The Nature Biotechnology paper describes technology up to and including version 0.4, according to DePristo. The open-source iteration of DeepVariant has shown significant increases in speed and accuracy, and there have been improvements in each subsequent release.

Version 0.5 introduced "production-grade" support for exomes, DePristo said. "That was a significant improvement in the accuracy compared to 0.4."

In a blog post announcing that release in April, Google said that 0.5 produced 43 percent fewer indel errors and 22 percent fewer SNP errors in whole-exome sequencing than traditional variant callers.

Version 0.6, which is what Color relied on for its recent poster, added support for polymerase chain reaction-positive samples. "Our collaborators had noted that our performance was disproportionately worse on PCR-positive samples, so we added some new training data to the training pipeline that included PCR-positive samples. Now, that's radically more accurate," DePristo said.

For the most recent release, 0.7, Google decided to focus on speed and what DePristo called "cost optimization."

"DeepVariant is now three to four times faster than it was in 0.6," DePristo said. "If you're using TPUs for the evaluation, it's also quite a bit cheaper."

He said that computing costs for processing a whole genome at 30X on Google Cloud are about $6 with version 0.6. With 0.7, the price falls to $2.

"The turnaround times are potentially even more significant," as that is important in the clinical realm, according to DePristo.

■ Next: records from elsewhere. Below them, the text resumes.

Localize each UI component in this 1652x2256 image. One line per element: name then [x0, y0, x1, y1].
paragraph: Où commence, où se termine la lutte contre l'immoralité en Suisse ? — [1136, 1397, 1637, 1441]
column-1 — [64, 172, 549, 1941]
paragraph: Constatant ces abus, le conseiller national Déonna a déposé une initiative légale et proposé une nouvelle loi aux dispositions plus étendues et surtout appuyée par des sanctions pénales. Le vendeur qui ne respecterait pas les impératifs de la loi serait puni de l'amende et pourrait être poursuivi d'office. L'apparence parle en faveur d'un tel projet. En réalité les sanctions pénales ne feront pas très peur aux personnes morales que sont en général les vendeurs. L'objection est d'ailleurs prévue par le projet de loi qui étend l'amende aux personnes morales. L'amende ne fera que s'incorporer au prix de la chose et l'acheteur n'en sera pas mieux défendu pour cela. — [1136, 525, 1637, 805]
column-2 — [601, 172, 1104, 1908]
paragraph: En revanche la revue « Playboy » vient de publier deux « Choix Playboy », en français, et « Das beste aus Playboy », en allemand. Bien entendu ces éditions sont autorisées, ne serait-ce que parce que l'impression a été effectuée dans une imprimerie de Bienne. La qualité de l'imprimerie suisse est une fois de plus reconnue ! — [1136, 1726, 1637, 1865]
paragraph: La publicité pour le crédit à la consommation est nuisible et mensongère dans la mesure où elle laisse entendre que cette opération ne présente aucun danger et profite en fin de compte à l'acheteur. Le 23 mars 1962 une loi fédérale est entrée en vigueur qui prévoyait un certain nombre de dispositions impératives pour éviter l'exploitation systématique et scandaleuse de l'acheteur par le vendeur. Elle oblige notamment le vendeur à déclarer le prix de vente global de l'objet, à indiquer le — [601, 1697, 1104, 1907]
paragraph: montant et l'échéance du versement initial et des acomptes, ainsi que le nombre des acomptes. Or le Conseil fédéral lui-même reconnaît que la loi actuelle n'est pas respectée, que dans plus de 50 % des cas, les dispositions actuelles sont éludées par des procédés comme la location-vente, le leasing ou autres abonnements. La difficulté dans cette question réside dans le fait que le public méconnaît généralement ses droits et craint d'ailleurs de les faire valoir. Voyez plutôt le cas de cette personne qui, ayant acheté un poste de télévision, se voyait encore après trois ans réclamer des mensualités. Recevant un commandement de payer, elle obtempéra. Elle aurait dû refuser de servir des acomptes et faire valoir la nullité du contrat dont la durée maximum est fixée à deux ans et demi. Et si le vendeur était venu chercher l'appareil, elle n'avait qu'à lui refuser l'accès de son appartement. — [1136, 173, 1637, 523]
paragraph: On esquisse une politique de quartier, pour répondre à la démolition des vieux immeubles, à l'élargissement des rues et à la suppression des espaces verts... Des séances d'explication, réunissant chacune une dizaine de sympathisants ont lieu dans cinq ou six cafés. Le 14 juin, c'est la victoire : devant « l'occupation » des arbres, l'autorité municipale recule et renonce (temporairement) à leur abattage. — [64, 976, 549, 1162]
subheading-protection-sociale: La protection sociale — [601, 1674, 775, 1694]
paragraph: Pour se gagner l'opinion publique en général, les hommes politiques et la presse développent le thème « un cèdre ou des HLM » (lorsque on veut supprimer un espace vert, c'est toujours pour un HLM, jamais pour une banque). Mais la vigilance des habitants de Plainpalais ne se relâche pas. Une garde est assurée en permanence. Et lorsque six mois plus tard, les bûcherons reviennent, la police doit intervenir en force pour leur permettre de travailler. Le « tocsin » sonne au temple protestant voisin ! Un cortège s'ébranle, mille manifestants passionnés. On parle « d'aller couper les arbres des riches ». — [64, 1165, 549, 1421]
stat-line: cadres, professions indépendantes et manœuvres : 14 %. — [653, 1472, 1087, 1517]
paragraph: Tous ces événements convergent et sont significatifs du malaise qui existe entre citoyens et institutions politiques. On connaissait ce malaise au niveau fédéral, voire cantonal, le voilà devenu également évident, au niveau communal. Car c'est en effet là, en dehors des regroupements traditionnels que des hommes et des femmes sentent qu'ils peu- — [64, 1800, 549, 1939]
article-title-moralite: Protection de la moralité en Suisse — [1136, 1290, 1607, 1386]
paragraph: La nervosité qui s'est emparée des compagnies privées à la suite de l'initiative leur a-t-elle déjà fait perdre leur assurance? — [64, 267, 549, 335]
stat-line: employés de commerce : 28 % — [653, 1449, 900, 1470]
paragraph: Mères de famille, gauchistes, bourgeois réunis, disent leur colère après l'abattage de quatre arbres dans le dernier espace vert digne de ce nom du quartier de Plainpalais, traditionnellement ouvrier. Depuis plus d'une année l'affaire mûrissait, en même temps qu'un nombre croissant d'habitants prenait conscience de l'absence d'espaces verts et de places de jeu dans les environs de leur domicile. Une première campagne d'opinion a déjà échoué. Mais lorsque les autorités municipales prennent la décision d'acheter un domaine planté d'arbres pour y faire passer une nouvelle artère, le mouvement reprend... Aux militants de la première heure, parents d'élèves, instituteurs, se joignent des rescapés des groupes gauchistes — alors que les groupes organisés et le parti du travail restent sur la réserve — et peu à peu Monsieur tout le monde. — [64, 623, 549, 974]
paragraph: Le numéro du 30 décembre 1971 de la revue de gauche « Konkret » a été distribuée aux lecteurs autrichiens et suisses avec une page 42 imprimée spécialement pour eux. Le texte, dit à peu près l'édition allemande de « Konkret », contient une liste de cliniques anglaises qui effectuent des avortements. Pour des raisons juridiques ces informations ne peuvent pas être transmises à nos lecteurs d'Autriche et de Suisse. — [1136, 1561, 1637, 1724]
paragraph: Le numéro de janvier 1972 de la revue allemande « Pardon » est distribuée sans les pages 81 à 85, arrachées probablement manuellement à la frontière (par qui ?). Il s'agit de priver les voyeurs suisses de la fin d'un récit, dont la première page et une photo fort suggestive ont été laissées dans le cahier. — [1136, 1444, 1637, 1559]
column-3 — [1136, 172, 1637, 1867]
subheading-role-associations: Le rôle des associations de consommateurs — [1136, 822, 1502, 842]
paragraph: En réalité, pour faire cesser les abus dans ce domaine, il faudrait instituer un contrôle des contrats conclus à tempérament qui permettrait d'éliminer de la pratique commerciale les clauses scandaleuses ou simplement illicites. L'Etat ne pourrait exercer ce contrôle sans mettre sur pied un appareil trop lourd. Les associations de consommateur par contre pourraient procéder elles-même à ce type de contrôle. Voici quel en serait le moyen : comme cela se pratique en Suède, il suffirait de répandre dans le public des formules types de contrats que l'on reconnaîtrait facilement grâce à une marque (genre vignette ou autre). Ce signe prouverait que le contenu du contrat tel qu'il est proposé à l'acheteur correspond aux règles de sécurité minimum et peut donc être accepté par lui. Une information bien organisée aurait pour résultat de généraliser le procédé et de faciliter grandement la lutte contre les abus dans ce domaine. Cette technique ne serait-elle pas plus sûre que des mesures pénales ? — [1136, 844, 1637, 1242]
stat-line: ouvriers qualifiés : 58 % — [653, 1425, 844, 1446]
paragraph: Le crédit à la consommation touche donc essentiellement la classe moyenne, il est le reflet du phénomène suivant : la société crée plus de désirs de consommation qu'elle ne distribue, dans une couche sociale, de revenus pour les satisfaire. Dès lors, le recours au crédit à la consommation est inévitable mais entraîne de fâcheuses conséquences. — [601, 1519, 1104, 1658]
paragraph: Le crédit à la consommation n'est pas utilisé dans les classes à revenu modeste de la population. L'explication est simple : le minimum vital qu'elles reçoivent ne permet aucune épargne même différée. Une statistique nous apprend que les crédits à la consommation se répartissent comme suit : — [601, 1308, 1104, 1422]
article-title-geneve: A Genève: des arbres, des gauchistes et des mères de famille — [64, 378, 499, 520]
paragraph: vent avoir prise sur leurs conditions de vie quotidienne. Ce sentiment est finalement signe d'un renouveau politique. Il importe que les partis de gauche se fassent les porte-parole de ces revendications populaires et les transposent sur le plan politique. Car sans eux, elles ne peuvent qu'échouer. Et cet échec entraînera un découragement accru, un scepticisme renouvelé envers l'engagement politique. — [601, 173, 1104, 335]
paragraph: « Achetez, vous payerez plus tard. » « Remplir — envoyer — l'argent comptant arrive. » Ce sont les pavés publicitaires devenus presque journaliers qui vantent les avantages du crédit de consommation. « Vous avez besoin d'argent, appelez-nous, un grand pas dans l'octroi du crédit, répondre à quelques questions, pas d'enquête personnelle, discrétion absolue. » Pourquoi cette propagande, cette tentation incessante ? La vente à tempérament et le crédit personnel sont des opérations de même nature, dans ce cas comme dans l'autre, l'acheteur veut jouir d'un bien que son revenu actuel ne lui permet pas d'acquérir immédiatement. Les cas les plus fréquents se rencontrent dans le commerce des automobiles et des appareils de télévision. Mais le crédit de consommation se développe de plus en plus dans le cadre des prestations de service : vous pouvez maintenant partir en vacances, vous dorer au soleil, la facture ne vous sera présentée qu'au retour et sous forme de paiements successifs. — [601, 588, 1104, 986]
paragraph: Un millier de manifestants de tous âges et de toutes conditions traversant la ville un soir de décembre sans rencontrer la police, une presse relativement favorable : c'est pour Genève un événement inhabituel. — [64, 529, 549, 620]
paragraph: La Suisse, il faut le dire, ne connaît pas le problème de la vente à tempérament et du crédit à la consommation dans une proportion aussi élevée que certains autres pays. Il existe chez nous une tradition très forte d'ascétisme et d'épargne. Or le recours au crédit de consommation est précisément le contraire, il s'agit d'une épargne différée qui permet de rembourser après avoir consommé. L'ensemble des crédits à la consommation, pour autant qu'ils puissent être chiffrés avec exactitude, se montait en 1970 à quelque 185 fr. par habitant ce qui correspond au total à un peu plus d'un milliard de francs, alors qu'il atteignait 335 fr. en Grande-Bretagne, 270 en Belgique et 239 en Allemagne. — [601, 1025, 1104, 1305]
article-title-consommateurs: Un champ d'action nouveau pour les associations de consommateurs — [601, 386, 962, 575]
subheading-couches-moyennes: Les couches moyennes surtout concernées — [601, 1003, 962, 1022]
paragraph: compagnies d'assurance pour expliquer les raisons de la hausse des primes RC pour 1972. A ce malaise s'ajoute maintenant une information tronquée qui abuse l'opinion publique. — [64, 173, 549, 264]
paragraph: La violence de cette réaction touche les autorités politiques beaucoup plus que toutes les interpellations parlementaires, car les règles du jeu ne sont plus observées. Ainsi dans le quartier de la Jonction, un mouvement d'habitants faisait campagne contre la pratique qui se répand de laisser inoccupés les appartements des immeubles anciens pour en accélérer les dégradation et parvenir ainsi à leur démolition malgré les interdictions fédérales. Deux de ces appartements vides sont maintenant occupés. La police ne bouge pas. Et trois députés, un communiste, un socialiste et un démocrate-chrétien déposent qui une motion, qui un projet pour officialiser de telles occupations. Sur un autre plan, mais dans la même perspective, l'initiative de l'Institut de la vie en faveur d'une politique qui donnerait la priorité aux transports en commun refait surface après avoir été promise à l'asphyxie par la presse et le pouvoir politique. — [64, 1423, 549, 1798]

Running the current version of DeepVariant on a traditional CPU takes about 10 hours. It's just 20 minutes with a TPU. While acquiring TPU time is more expensive, the significantly faster turnaround makes a TPU three times more cost-efficient than a CPU, he said.

DePristo reported adoption in the last few months from clinicians as well as from laboratory professionals and researchers. "We've seen quite a lot of pickup, for instance, in a variety of agricultural areas," he said, including the International Rice Research Institute, a Philippines-based organization that has used the technology to call rice variants.

"At this stage, we don't necessarily think that any specific niche is the target. What we really want to do is work with people and understand what are the advantages in their areas" of how DeepVariant can best help them, he said.

DePristo also discussed SVAI, a collaborative community of programmers in Silicon Valley that seeks to introduce artificial intelligence into computational biology and biotech, often through hackathons. For example, a recent hackathon looked for a way to improve variant calling on cancer genomes sequenced on BGISEQ-500 instruments.

"DeepVariant team members … retrained DeepVariant on BGISEQ data as part of the hackathon and released a radically improved variant caller for BGISEQ in 24 hours," DePristo said. "It shows what is possible with something like DeepVariant, where it learns to correct for itself if you have more training data, so that was very exciting to see."

While quickly retraining algorithms may be possible with deep learning, DePristo sees an educational challenge ahead. "This is when you are confronted with new data types that you haven't explored, but this is not such a commonly thought-of capability in the community," he said.

"How do we get people to a state where they see, for instance, how best to leverage the capabilities of deep-learning tech in their genomics workflows?" DePristo wondered.

"We're trying to explain that there are all sorts of interesting things that you can do with this technology."